La prima Lettura – ha sottolineato - è un invito insistente alla
gioia. “Il brano inizia con l’espressione: «Rallégrati, figlia di Sion… esulta e acclama
con tutto il cuore, figlia di Gerusalemme» (Sof 3,14), che è simile a quella dell’annuncio
dell’angelo a Maria: «Rallégrati, piena di grazia» (Lc 1,26). Il motivo essenziale
per cui la figlia di Sion può esultare è espresso nell’affermazione che abbiamo appena
ascoltato: «il Signore è in mezzo a te» (Sof 3,15.17); letteralmente sarebbe «è nel
tuo grembo», con un chiaro riferimento al dimorare di Dio nell’Arca dell’Alleanza,
posta sempre in mezzo al popolo di Israele.

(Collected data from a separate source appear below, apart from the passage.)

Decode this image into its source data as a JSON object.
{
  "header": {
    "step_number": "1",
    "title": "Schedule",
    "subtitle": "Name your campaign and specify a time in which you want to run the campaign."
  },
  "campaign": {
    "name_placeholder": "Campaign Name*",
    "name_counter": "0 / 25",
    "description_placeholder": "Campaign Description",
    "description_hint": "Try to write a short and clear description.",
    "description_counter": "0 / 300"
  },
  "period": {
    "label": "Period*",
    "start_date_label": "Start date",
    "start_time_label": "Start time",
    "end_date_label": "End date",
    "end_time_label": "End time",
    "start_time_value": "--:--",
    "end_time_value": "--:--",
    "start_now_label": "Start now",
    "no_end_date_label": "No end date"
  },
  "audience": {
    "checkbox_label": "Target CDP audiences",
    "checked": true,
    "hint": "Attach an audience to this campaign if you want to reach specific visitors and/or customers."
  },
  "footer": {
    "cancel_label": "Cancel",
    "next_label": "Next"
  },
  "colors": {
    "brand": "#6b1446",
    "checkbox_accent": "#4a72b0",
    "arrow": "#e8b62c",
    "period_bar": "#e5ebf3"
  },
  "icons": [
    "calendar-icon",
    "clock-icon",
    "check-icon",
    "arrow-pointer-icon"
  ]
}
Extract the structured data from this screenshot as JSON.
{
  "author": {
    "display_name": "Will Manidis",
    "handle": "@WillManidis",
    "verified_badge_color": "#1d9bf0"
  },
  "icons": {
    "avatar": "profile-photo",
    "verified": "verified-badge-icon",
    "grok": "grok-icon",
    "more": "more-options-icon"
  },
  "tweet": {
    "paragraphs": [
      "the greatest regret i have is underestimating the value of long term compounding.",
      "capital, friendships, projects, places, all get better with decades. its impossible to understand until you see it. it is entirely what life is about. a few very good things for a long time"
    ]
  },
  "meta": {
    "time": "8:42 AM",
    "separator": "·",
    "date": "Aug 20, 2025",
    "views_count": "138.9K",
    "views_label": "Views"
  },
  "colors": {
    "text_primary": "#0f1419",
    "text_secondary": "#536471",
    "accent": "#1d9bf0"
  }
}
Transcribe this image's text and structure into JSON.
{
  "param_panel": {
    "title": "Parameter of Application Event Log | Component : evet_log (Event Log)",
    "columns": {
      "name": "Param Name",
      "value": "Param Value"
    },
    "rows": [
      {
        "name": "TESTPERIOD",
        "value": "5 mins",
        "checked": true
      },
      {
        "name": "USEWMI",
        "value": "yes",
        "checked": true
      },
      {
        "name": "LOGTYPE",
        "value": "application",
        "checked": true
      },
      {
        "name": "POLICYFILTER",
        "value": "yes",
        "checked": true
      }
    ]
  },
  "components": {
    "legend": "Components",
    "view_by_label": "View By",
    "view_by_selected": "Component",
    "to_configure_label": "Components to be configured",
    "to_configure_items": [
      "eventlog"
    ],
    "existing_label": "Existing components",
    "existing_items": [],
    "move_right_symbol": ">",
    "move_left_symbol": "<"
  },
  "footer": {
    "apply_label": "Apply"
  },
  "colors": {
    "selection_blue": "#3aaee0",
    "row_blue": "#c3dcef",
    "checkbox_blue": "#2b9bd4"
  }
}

Il profeta vuole dirci che non c’è più
alcun motivo di sfiducia, di scoraggiamento, di tristezza, qualunque sia la situazione
che si deve affrontare, perché siamo certi della presenza del Signore, che da sola
basta a rasserenare e rallegrare i cuori". Il profeta - ha proseguito - "fa capire
che questa gioia è reciproca: noi siamo invitati a rallegrarci, ma anche il Signore
Dio si rallegrerà per la sua relazione con noi; infatti, il profeta scrive: «Gioirà
per te, ti rinnoverà con il suo amore, esulterà per te con grida di gioia» (v. 17).
La gioia che viene promessa in questo testo profetico trova il suo compimento in Gesù,
che è nel grembo di Maria, la “Figlia di Sion”, e pone la sua dimora in mezzo a noi
(cfr Gv 1, 14). Egli infatti, venendo nel mondo, ci dona la sua gioia, come Egli
stesso confida ai suoi discepoli: «Vi ho detto queste cose perché la mia gioia sia
in voi e la vostra gioia sia piena» (Gv 15,11). Gesù reca agli uomini la salvezza,
una nuova relazione con Dio che vince il male e la morte, e porta la vera gioia per
questa presenza del Signore che viene a illuminare il nostro cammino che spesso è
oppresso dalle tenebre dell’egoismo” e possiamo riflettere - ha aggiunto a braccio
- che Dio non è lontano ma vicino e sta accanto a noi.
Nella seconda Lettura
– ha proseguito - san Paolo invita i cristiani di Filippi a rallegrarsi nel Signore.
Ma perché bisogna rallegrarsi? - si chiede: "Perché «il Signore è vicino!» (Fil 4,5).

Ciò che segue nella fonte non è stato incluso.